Phonological and Syntactic information

The following graph shows a plot of phonological information (- log (probability that phonemes produce a word with a n-order Markov process)) versus syntactic information (- log (probability of random word being this word)) for n = 0. The language is English. The words considered in each calculation have at least n phonemes.

This seems to indicate that words of high syntactic information (infrequent words) are words with high phonological information (and are therefore words with a lower probability of being formed), i.e. words with a higher probability of being formed tend to be frequent words. The correlation is quite low however, 0.276. It says very little about words of high frequency or words with low probability of being formed.

Note that there is no reason for syntactic information to be more or less than phonological information; consider P(ab) and P(a)P(b|a) in the two languages (represented by (word,frequency) pairs) { (b,1), (ab,2), (bac,3) } and { (b,1), (ab,2), (abc,3) }. In the first language P(ab) = 2/6 > 2/6 x 2/5 = P(a)P(b|a), and in the second P(ab) = 2/6 < 5/6 x 1 = P(a)P(b|a).

The following graph shows the same plot, but the points this time are not all words of the language (English) but the 1000 most frequent.

The most frequent words generally seem to have the same distribution as the rest of the words.

Next, we assume that n=1.

n=2:

n=3:

n=4.

For comparison, we repeat the calculation for n=4, for the 1000 most common words (of length at least 4). This time the difference from the main plot is more visible, showing that more points are closer to the line "phonological information = syntactic information".

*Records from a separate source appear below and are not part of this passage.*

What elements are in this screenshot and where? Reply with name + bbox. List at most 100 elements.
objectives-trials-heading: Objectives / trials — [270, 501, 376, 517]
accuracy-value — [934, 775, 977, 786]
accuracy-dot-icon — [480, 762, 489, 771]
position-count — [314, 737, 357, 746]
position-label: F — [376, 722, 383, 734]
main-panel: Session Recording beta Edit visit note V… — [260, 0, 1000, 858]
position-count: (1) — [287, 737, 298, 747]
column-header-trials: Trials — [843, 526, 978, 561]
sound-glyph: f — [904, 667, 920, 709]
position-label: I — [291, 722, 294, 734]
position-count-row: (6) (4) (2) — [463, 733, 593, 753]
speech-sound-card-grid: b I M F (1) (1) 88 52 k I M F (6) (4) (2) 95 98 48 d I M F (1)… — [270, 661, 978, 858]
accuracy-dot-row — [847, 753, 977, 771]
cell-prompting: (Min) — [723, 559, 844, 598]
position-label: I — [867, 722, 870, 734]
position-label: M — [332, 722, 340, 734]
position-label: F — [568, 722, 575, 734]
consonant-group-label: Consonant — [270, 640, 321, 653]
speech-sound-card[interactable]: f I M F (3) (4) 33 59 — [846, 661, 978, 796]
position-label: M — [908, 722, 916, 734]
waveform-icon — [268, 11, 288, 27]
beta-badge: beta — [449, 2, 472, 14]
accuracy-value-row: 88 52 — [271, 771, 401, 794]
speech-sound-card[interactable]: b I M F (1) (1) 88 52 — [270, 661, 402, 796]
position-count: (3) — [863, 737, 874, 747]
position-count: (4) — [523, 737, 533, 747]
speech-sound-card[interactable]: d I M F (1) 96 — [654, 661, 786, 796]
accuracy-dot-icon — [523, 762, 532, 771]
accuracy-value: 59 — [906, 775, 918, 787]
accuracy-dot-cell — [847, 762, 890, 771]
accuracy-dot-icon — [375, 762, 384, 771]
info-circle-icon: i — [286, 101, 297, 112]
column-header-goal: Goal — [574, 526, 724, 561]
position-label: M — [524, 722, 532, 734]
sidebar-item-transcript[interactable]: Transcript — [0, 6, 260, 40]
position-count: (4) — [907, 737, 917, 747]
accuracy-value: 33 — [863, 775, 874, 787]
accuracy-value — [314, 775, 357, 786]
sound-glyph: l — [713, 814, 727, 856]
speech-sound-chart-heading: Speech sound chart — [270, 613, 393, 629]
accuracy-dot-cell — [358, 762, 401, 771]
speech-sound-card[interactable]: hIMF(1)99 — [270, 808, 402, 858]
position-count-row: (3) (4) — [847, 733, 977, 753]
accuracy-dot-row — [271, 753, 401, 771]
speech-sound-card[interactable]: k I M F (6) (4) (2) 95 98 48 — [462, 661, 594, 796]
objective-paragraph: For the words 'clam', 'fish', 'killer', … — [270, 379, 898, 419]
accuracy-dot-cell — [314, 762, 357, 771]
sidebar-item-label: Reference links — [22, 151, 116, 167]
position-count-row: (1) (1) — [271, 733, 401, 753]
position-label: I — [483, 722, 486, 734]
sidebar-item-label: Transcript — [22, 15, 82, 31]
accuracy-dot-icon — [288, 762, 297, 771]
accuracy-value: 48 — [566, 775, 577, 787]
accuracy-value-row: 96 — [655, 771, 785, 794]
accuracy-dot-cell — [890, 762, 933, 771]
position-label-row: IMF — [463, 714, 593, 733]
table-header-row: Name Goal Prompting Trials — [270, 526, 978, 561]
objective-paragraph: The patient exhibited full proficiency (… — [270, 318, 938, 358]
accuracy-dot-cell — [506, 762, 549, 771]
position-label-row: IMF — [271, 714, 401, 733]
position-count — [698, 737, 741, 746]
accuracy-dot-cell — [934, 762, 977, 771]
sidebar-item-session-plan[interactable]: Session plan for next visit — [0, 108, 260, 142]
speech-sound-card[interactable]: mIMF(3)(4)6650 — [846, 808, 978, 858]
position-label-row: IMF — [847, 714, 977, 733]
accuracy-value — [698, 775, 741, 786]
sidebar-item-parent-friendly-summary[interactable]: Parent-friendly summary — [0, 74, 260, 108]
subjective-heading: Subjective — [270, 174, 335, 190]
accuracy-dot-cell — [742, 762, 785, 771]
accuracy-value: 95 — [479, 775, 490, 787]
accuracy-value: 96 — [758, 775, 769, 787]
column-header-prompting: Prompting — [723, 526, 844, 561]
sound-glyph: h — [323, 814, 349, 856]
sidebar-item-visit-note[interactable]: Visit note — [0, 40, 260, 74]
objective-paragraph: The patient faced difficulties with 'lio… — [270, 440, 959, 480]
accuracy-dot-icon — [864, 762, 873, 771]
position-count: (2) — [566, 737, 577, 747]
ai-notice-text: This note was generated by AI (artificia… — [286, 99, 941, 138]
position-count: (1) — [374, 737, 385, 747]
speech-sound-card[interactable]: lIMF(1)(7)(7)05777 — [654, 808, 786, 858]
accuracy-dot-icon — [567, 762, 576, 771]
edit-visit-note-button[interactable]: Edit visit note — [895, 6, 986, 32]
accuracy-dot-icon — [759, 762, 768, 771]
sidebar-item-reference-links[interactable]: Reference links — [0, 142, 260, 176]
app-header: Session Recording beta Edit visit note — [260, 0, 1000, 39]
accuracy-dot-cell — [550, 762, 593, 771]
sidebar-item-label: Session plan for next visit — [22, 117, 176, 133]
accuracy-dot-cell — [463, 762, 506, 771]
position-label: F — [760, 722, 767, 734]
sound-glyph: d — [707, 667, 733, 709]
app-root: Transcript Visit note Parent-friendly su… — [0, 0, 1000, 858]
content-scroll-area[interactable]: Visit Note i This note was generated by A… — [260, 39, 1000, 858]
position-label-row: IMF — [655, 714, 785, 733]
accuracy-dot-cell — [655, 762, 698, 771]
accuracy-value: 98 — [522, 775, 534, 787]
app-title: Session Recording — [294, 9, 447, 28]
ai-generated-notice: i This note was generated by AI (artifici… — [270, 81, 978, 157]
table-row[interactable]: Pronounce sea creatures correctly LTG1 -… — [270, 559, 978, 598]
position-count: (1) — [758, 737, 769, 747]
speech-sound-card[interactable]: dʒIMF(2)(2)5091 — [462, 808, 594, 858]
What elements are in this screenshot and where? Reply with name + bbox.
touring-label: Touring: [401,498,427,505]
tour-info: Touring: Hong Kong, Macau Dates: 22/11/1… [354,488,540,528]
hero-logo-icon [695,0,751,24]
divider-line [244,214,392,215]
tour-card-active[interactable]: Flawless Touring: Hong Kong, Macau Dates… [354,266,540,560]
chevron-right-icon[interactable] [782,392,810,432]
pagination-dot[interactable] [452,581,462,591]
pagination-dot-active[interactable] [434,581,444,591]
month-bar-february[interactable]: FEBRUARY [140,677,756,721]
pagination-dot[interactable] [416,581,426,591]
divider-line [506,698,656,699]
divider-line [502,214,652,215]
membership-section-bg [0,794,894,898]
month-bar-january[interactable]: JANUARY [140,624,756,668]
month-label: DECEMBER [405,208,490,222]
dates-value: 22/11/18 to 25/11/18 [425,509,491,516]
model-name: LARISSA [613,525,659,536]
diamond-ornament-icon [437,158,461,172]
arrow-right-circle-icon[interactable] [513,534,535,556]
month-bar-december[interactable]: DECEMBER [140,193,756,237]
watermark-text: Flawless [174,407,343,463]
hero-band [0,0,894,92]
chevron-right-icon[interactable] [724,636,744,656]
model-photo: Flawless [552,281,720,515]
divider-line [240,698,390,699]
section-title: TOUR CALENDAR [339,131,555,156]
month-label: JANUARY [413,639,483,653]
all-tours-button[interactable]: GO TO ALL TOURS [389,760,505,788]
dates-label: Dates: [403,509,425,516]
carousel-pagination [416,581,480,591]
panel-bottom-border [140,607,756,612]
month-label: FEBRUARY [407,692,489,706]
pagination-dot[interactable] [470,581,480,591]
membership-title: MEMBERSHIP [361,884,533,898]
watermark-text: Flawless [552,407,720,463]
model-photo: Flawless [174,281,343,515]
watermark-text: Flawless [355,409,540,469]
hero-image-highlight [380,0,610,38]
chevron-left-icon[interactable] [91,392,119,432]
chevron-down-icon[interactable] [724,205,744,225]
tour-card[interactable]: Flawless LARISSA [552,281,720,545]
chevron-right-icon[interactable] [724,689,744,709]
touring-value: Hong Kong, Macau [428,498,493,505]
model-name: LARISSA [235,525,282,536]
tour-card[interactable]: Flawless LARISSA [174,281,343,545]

n=8. Note that the number of data points in each plot is decreasing, as we consider only words with at least n phonemes.

n=12.

Finally, we assume that n=16.

As n increases, the phonological information approaches the syntactic information. This is because since for words of length n, Prob(phonemes form word) = Prob(initial n phonemes are those of word) = Prob(word). The probabilities are similar for words of length close to n. The percentage of words of length at least n with length close to n increases as n increases. Another consequence of this is that since more frequent words are generally shorter, the closeness of phonological information to syntactic information is more pronounced for words of higher frequency (and lower syntactic information).

As n (the order of the Markov model) increases, the phonological information tends to be at most the syntactic information. This is because for words of the form a1a2a3...am (m > n), P(a1a2...an) = P(probability that a word begins with a1...an) tends to be only a little larger than P(a1a2..am) while P(a(n+1)...am | a1...an ) remains relatively small, since a1..an here is a n-gram that can occur anywhere in the word, not just at the start. Therefore P(a1a2..an) x P(a(n+1)...am | a1a2..an) tends to be smaller than P(a1a2...am)

Similar results hold for Dutch and German. Below is the plot for German and n=8. There are more data points since German words are longer, but no other apparent differences.

Conclusion: Words with a higher probability of being formed are usually frequent words. As the frequency of words and the order of the Markov process used to generate words from phonemes increases, the phonological information approaches the syntactic information, indicating that words with a low probability of being formed are more likely to be infrequent. However, sparsity becomes an issue in this case, particularly as n approaches the maximum length of words.